Classes of equipment Typical working distance, mm
Low-voltage switchgear 610
15kV / 5kV switchgear 910
Low-voltage MCCs and panelboards 455
Cable 455

 
System Voltage, kV Equipment Type Distance exponent
0.208 - 1 Open Air 2.0
Switchgear 1.473
MCC and panels 1.641
Cable 2.0
> 1 to 15 Open Air 2.0
Switchgear 0.973
Cable 2.0

Use protective device characteristics, which can be found in manufacturer's data. For fuses, the manufacturer's time-current curves may include both melting and clearing time. If so, use the clearing time. If they show only the average melt time, add to that time 15%, up to 0.03 seconds, and 10% above 0.03 seconds to determine total clearing time. If the arcing fault current is above the total clearing time at the bottom of the curve (0.01 seconds), use 0.01 seconds for the time.
For circuit breakers with integral trip units, the manufacturer's time-current curves include both tripping time and clearing time.For relay operated circuit breakers, the relay curves show only the relay operating time in the time-delay region. For relays operating in their instantaneous region, allow 16 milliseconds on 60 Hz systems for operation. The circuit breaker opening time must be added.

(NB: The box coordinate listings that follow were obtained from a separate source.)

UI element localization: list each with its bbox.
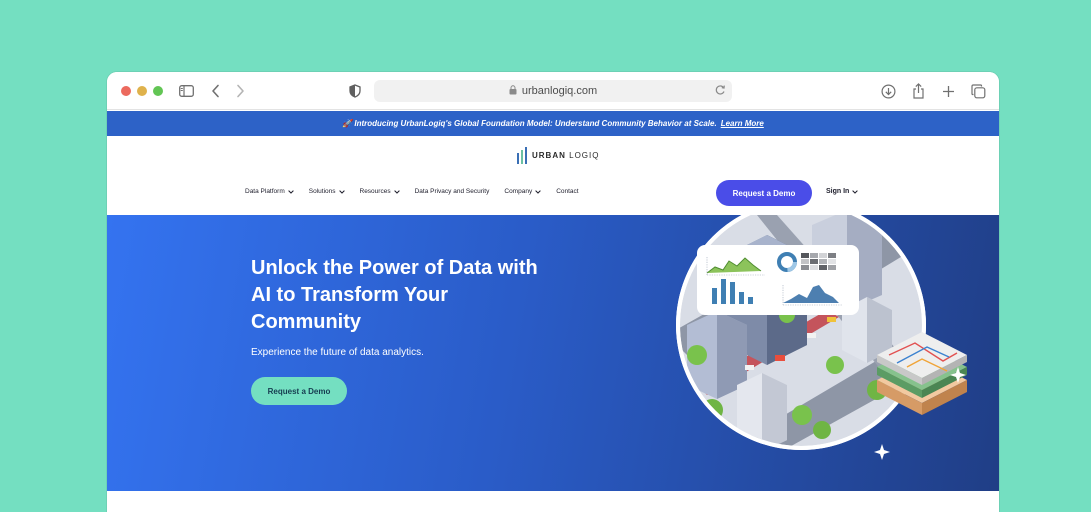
learn-more-link[interactable]: Learn More [721, 119, 764, 128]
nav-item-resources[interactable]: Resources [360, 188, 400, 195]
forward-icon[interactable] [231, 82, 249, 100]
share-icon[interactable] [909, 82, 927, 100]
logo-wordmark: URBAN LOGIQ [532, 151, 600, 160]
announcement-text: 🚀 Introducing UrbanLogiq's Global Founda… [342, 119, 717, 128]
chevron-down-icon [852, 189, 859, 194]
hero-subtitle: Experience the future of data analytics. [251, 347, 424, 358]
logo-mark-icon [517, 147, 527, 164]
announcement-bar: 🚀 Introducing UrbanLogiq's Global Founda… [107, 111, 999, 136]
smart-city-illustration [676, 215, 967, 460]
nav-item-data-privacy[interactable]: Data Privacy and Security [415, 188, 490, 195]
chevron-down-icon [535, 189, 541, 194]
request-demo-button[interactable]: Request a Demo [716, 180, 812, 206]
address-bar[interactable]: urbanlogiq.com [374, 80, 732, 102]
lock-icon [509, 84, 517, 98]
browser-toolbar: urbanlogiq.com [107, 72, 999, 110]
reload-icon[interactable] [714, 83, 726, 100]
nav-item-contact[interactable]: Contact [556, 188, 578, 195]
main-nav: Data Platform Solutions Resources Data P… [245, 188, 594, 195]
new-tab-icon[interactable] [939, 82, 957, 100]
url-text: urbanlogiq.com [521, 85, 598, 97]
sidebar-icon[interactable] [177, 82, 195, 100]
nav-item-solutions[interactable]: Solutions [309, 188, 345, 195]
sign-in-menu[interactable]: Sign In [826, 188, 859, 195]
hero-section: Unlock the Power of Data with AI to Tran… [107, 215, 999, 491]
browser-window: urbanlogiq.com 🚀 Introducing UrbanLogiq'… [107, 72, 999, 512]
chevron-down-icon [287, 189, 294, 194]
nav-item-data-platform[interactable]: Data Platform [245, 188, 294, 195]
zoom-window-button[interactable] [153, 86, 163, 96]
urbanlogiq-logo[interactable]: URBAN LOGIQ [517, 147, 599, 164]
page-content-start [107, 491, 999, 512]
hero-request-demo-button[interactable]: Request a Demo [251, 377, 347, 405]
chevron-down-icon [338, 189, 345, 194]
nav-item-company[interactable]: Company [504, 188, 541, 195]
site-header: URBAN LOGIQ Data Platform Solutions Reso… [107, 136, 999, 215]
shield-icon[interactable] [346, 82, 364, 100]
tabs-overview-icon[interactable] [969, 82, 987, 100]
close-window-button[interactable] [121, 86, 131, 96]
back-icon[interactable] [207, 82, 225, 100]
hero-title: Unlock the Power of Data with AI to Tran… [251, 257, 538, 333]
minimize-window-button[interactable] [137, 86, 147, 96]
chevron-down-icon [393, 189, 400, 194]
download-icon[interactable] [879, 82, 897, 100]
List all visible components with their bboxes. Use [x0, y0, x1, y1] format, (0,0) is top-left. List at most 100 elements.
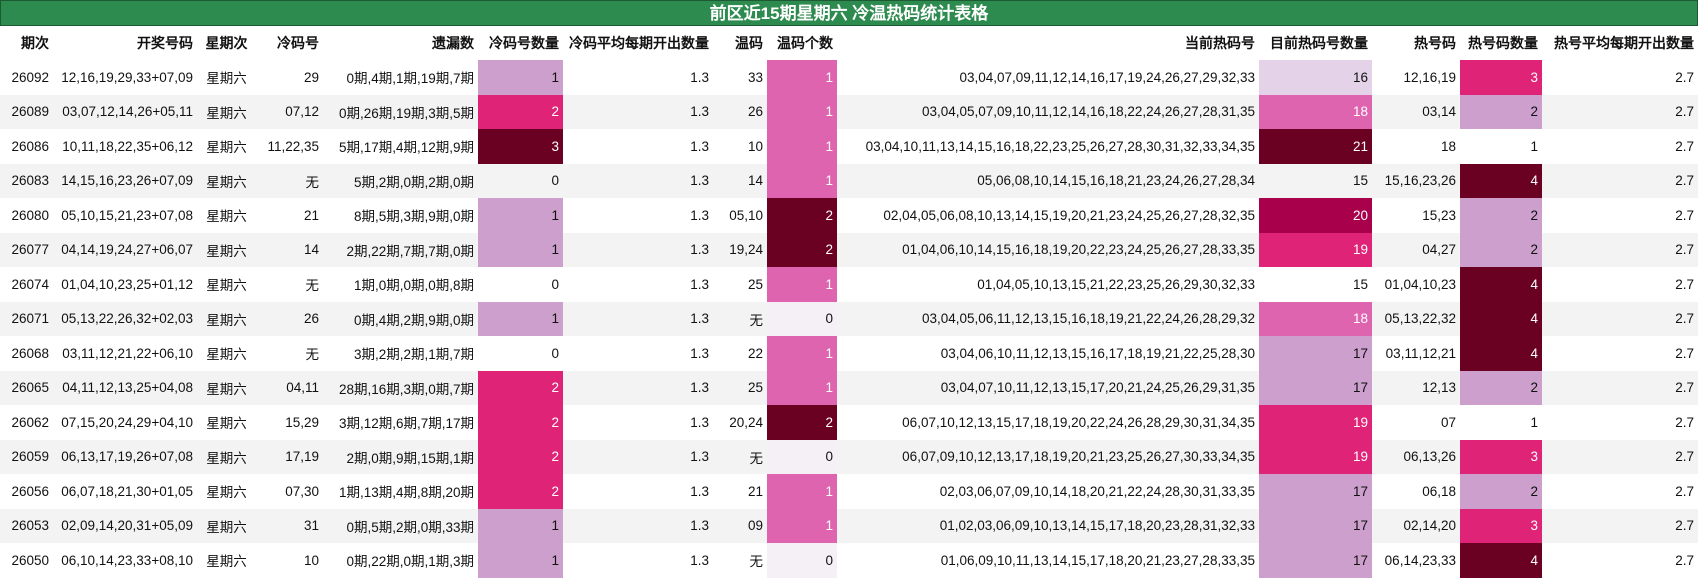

Opening times for particular circuit breakers can be verifed by consulting the manufacturer's literature.

 

Available 3 phase bolted fault current for the range of 700A to 106kA at the point where work is to be performed in kA.

 

The arcing current depends on the available 3 phase bolted fault current for the range of 700A to 106kA at the point where work is to be performed, configuration, system voltage and gap between conductors.

 

System Line to Line Voltage for the range of 208V to 15kV three phase. For cases where voltage is over 15kV, the theoretically derived Lee method can be applied and it is now included in the Arc Flash Analytic v3.0.